Agora sim podemos entrar na questão equivocada do pecado original; um dos mais importantes dogmas adotados pela Igreja.
Léon Denis credita ao dogma do pecado original todo o edifício construído pela Igreja para o exercício de seu poder temporal.
“O pecado original é o dogma fundamental em que repousa todo o edifício dos dogmas cristãos (…). O pecado original, que pune toda a posteridade de Adão, isto é, a Humanidade inteira, pela desobediência do primeiro par, para depois salvá-la por meio de uma iniquidade inda maior – a imolação de um justo – é um ultraje à razão e à moral (…).”2 (p. 80)

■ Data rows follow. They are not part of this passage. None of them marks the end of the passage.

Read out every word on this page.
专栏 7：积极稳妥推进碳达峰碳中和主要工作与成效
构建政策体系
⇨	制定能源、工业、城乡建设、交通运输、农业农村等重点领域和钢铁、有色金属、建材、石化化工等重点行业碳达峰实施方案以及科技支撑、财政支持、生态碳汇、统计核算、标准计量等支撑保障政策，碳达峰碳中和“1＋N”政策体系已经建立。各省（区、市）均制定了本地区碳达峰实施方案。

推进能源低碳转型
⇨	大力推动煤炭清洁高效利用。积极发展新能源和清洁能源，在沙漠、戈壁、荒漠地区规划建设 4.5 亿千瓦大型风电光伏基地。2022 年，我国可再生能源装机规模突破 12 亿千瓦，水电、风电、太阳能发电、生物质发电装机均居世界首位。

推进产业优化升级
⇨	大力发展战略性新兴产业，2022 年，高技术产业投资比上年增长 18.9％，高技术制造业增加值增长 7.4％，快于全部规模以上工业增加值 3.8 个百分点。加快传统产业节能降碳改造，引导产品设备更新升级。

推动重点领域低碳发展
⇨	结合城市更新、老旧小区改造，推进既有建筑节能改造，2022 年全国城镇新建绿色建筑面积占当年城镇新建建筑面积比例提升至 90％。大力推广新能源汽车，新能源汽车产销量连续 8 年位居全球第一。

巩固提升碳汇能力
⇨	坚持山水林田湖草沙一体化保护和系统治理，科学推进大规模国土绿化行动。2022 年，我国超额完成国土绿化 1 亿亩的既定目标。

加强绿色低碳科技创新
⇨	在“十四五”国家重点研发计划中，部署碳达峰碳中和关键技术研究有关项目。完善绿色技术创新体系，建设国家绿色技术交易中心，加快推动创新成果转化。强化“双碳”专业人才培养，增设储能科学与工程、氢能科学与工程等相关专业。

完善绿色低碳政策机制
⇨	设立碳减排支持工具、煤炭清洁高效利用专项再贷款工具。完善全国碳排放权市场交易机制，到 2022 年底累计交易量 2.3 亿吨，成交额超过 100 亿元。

Como o homem conserva, intuitivamente, a ideia de que sofre na presente encarnação pelas faltas cometidas em outras precedentes, não é difícil compreender porque essa concepção do “pecado original”, e da consequente expiação necessária, está presente em muitas crenças.
A Igreja aproveitou-se disso para criar todos os demais preceitos, embora em contradição com a infinita bondade e perfeita justiça do Pai, com vistas a estabelecer a sua autoridade.
“Dessa concepção errônea derivam as da queda, do resgate e da redenção pelo sangue do Cristo, os mistérios da encarnação [ressureição], da virgem mãe, da imaculada conceição (…).”2 (p. 80-81)
Construção na qual Agostinho dedicou muito esforço, embora revestido das melhores intenções, uma vez que não compartilhava com o desejo de dominação que então a Igreja buscava.
E é mister registrar que o Hiponense só desejava a nossa salvação. Aquela mesmo que ele perseguiu aguerridamente. Aliás, exemplo que urge seguirmos também…
Portanto, podemos afirmar que o Cristianismo repousou, por quase dois milênios, sob dois pontos capitais: o da queda da humanidade terrestre, com o equívoco de Adão e Eva, e da necessidade desta reparação através da imolação de um anjo, o Nosso Senhor Jesus Cristo.
Segundo a Igreja, Sua morte foi necessária para salvar os seres humanos desse “pecado de origem”, que seria congênito e hereditário, isto é, inato e passaria de uma geração para outra.
“Sem o dogma do pecado original não mais se concebe a necessidade do Redentor. Por isso, nada é ensinado mais explicitamente pela Igreja do que a queda de Adão e as suas funestas consequências, para todos os seus descendentes.”2 (p. 81)
E porque é tão importante que o nó seja desfeito?
Porque o dogma do pecado original diminui o poder supremo do Pai. Como pode um Ser perfeito condenar a humanidade terrestre por um erro cometido por um único casal? E, em adição, sentenciar seu filho ungido ao sofrimento hediondo de uma flagelação e crucificação?
Além disso, com o pecado original e a necessidade da redenção, por meio da imolação do Cristo, caímos na Doutrina da Graça.
Este dogma, cujo artífice foi Agostinho, destinado a combater os maniqueus, partidários da doutrina de dois princípios opostos igualmente fortes: o bem e o mal, e os seguidores de Pelágio que proclamavam que o homem podia se salvar por si só, levou-nos à necessidade de Deus para nos salvar.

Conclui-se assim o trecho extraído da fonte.